Queen Elizabeth II on Friday carried out her first visit since suffering a cold over Christmas, visiting an exhibition on Fijian art and culture.
The 90-year-old sovereign, who is the Church of England's supreme governor, missed the Christmas Day church service at her Sandringham estate in Norfolk, eastern England, with a heavy cold that lasted around a fortnight.
But she conducted her first visit of 2017 with a trip to the nearby town of Norwich to see an exhibition, "Fiji: Art and Life in the Pacific."
Two Fijian warriors carrying war clubs and wearing skirts made from dried bark strands symbolically guarded the monarch on her arrival.
One of them was 19-year-old Joe Cokanasiga, a winger with London Irish rugby club.
"It was a bit cold out there but a real experience and honour to be asked to be here -- we added some atmosphere to the occasion," he said.
The queen was fascinated by the war clubs inside the exhibition.

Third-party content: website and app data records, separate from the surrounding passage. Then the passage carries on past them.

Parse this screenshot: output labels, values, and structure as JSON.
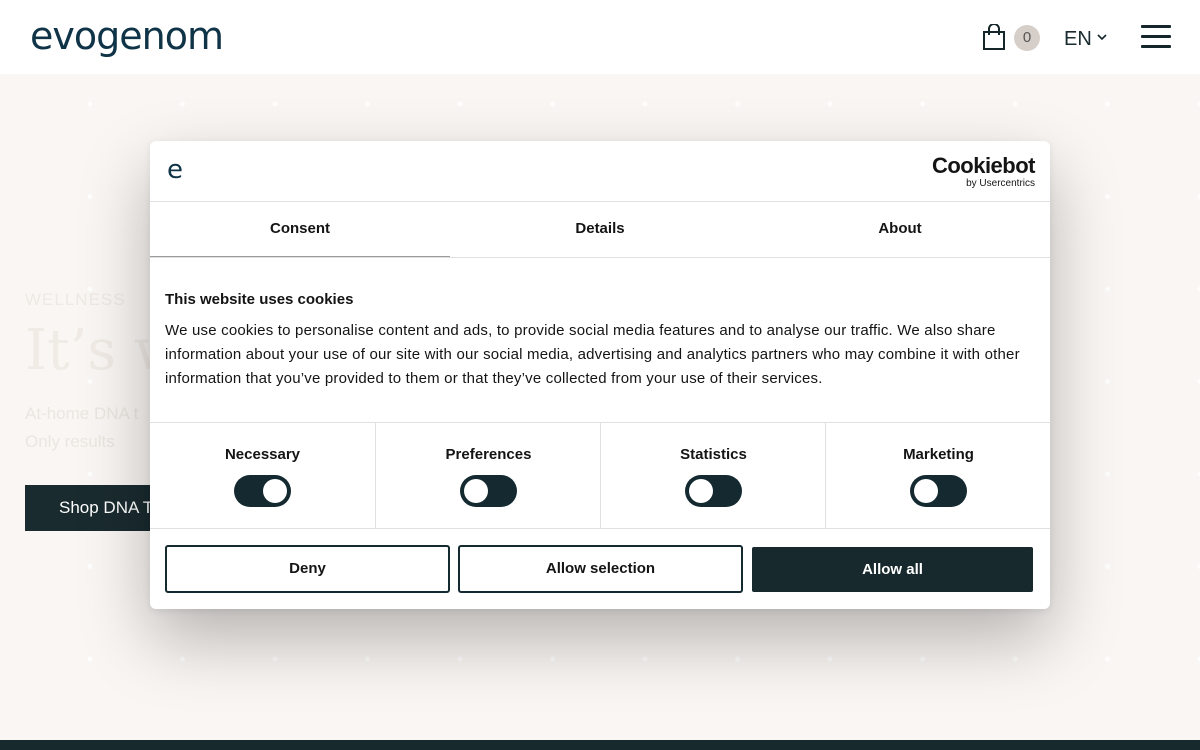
{
  "header": {
    "logo_text": "evogenom",
    "cart_count": "0",
    "language": "EN"
  },
  "hero": {
    "eyebrow": "WELLNESS",
    "title": "It’s w",
    "subtitle_line1": "At-home DNA t",
    "subtitle_line2": "Only results",
    "cta_label": "Shop DNA Te"
  },
  "cookie_dialog": {
    "logo_text": "e",
    "brand_name": "Cookiebot",
    "brand_sub": "by Usercentrics",
    "tabs": [
      {
        "label": "Consent",
        "active": true
      },
      {
        "label": "Details",
        "active": false
      },
      {
        "label": "About",
        "active": false
      }
    ],
    "heading": "This website uses cookies",
    "body": "We use cookies to personalise content and ads, to provide social media features and to analyse our traffic. We also share information about your use of our site with our social media, advertising and analytics partners who may combine it with other information that you’ve provided to them or that they’ve collected from your use of their services.",
    "toggles": [
      {
        "label": "Necessary",
        "checked": true
      },
      {
        "label": "Preferences",
        "checked": false
      },
      {
        "label": "Statistics",
        "checked": false
      },
      {
        "label": "Marketing",
        "checked": false
      }
    ],
    "buttons": {
      "deny": "Deny",
      "allow_selection": "Allow selection",
      "allow_all": "Allow all"
    }
  },
  "colors": {
    "brand_dark": "#17292c",
    "logo_blue": "#0f3347",
    "page_background": "#faf6f3"
  }
}
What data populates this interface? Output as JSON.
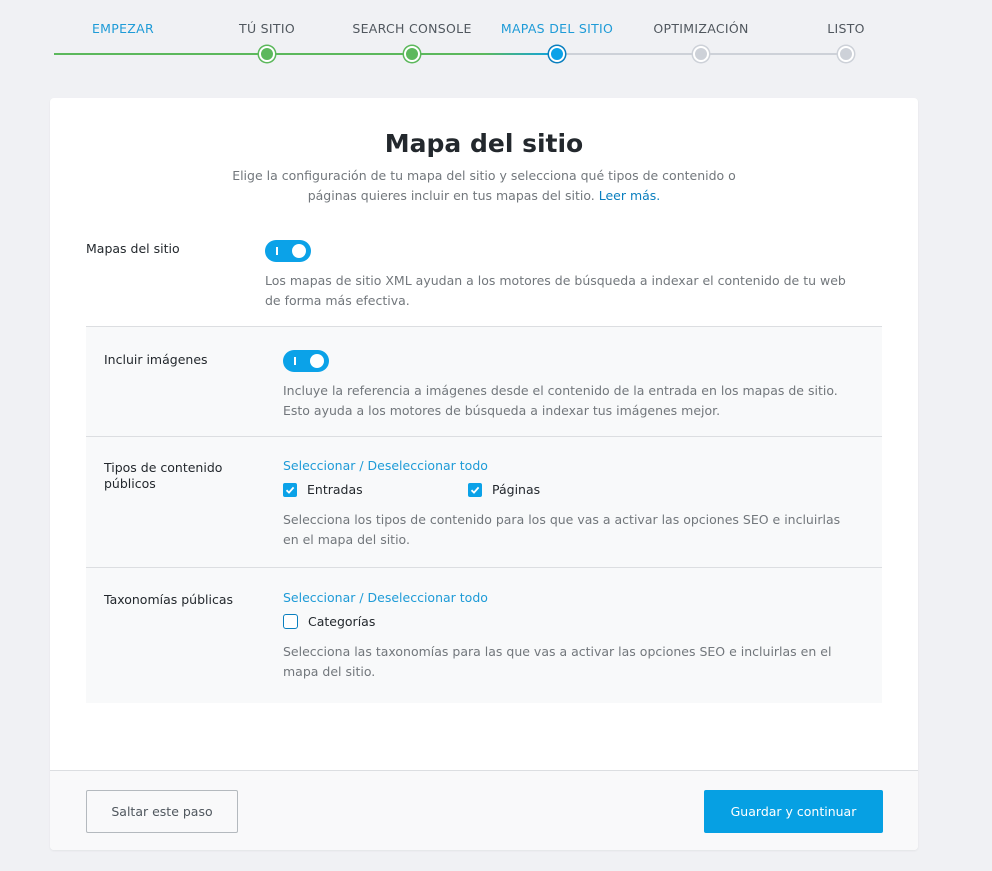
{
  "stepper": {
    "steps": [
      {
        "label": "EMPEZAR",
        "state": "done"
      },
      {
        "label": "TÚ SITIO",
        "state": "done"
      },
      {
        "label": "SEARCH CONSOLE",
        "state": "done"
      },
      {
        "label": "MAPAS DEL SITIO",
        "state": "current"
      },
      {
        "label": "OPTIMIZACIÓN",
        "state": "todo"
      },
      {
        "label": "LISTO",
        "state": "todo"
      }
    ]
  },
  "page": {
    "title": "Mapa del sitio",
    "subtitle": "Elige la configuración de tu mapa del sitio y selecciona qué tipos de contenido o páginas quieres incluir en tus mapas del sitio.",
    "read_more": "Leer más."
  },
  "sitemaps": {
    "label": "Mapas del sitio",
    "enabled": true,
    "description": "Los mapas de sitio XML ayudan a los motores de búsqueda a indexar el contenido de tu web de forma más efectiva."
  },
  "include_images": {
    "label": "Incluir imágenes",
    "enabled": true,
    "description": "Incluye la referencia a imágenes desde el contenido de la entrada en los mapas de sitio. Esto ayuda a los motores de búsqueda a indexar tus imágenes mejor."
  },
  "post_types": {
    "label": "Tipos de contenido públicos",
    "select_all": "Seleccionar / Deseleccionar todo",
    "options": [
      {
        "label": "Entradas",
        "checked": true
      },
      {
        "label": "Páginas",
        "checked": true
      }
    ],
    "description": "Selecciona los tipos de contenido para los que vas a activar las opciones SEO e incluirlas en el mapa del sitio."
  },
  "taxonomies": {
    "label": "Taxonomías públicas",
    "select_all": "Seleccionar / Deseleccionar todo",
    "options": [
      {
        "label": "Categorías",
        "checked": false
      }
    ],
    "description": "Selecciona las taxonomías para las que vas a activar las opciones SEO e incluirlas en el mapa del sitio."
  },
  "footer": {
    "skip_label": "Saltar este paso",
    "save_label": "Guardar y continuar"
  },
  "colors": {
    "accent": "#0ba2e8",
    "done": "#5cb85c",
    "todo": "#cdd1d8"
  }
}
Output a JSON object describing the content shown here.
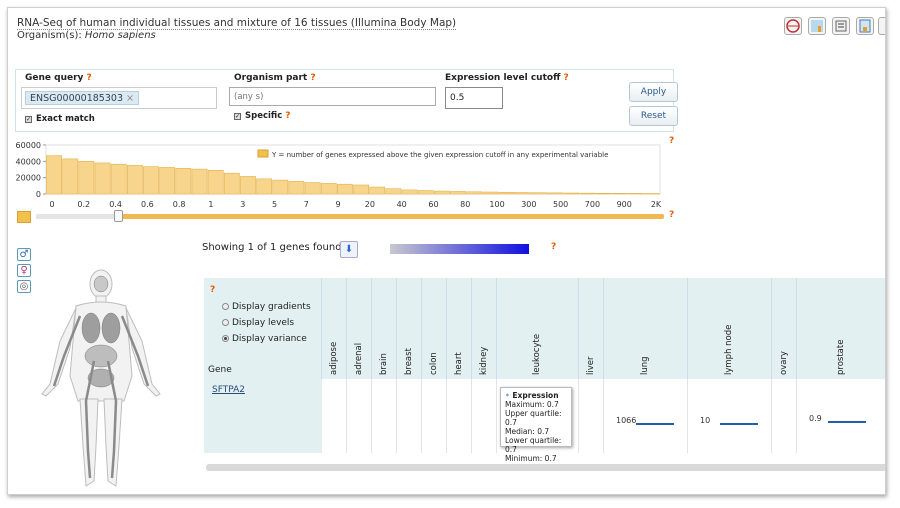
{
  "header": {
    "title": "RNA-Seq of human individual tissues and mixture of 16 tissues (Illumina Body Map)",
    "organism_label": "Organism(s):",
    "organism_value": "Homo sapiens"
  },
  "query": {
    "gene_label": "Gene query",
    "gene_tag": "ENSG00000185303",
    "gene_tag_remove": "×",
    "exact_match": "Exact match",
    "organism_part_label": "Organism part",
    "organism_part_placeholder": "(any s)",
    "specific": "Specific",
    "cutoff_label": "Expression level cutoff",
    "cutoff_value": "0.5",
    "apply": "Apply",
    "reset": "Reset",
    "help": "?"
  },
  "chart_data": {
    "type": "bar",
    "legend": "Y = number of genes expressed above the given expression cutoff in any experimental variable",
    "y_ticks": [
      "60000",
      "40000",
      "20000",
      "0"
    ],
    "ylim": [
      0,
      60000
    ],
    "x_ticks": [
      "0",
      "0.2",
      "0.4",
      "0.6",
      "0.8",
      "1",
      "3",
      "5",
      "7",
      "9",
      "20",
      "40",
      "60",
      "80",
      "100",
      "300",
      "500",
      "700",
      "900",
      "2K"
    ],
    "values": [
      47000,
      43000,
      40000,
      38000,
      36500,
      35000,
      33500,
      32500,
      31500,
      30500,
      29000,
      25500,
      21500,
      18500,
      17000,
      15500,
      14000,
      13000,
      12000,
      11000,
      8500,
      6500,
      5000,
      4200,
      3600,
      3100,
      2700,
      2400,
      2100,
      1800,
      1600,
      1400,
      1200,
      1050,
      900,
      780,
      680,
      580
    ]
  },
  "results": {
    "showing": "Showing 1 of 1 genes found:",
    "display_gradients": "Display gradients",
    "display_levels": "Display levels",
    "display_variance": "Display variance",
    "gene_col": "Gene",
    "gene_name": "SFTPA2",
    "columns": [
      "adipose",
      "adrenal",
      "brain",
      "breast",
      "colon",
      "heart",
      "kidney",
      "leukocyte",
      "liver",
      "lung",
      "lymph node",
      "ovary",
      "prostate"
    ],
    "lung_value": "1066",
    "lymph_value": "10",
    "prostate_value": "0.9",
    "tooltip": {
      "title": "Expression",
      "maximum": "Maximum: 0.7",
      "upper": "Upper quartile: 0.7",
      "median": "Median: 0.7",
      "lower": "Lower quartile: 0.7",
      "minimum": "Minimum: 0.7"
    }
  }
}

"We talked about the impact of one of those clubs, which would be quite impressive," said co-curator Karen Jacobs.
Queen Elizabeth saw the tabua, or ceremonial whale tooth, which was presented to her during her first visit to Fiji in 1953.
The exhibition features sculptures, textiles, and ceramics alongside ivory and shell regalia.
Following its independence from Britain in 1970, Queen Elizabeth was Fiji's monarch until 1987 when a coup installed a republic.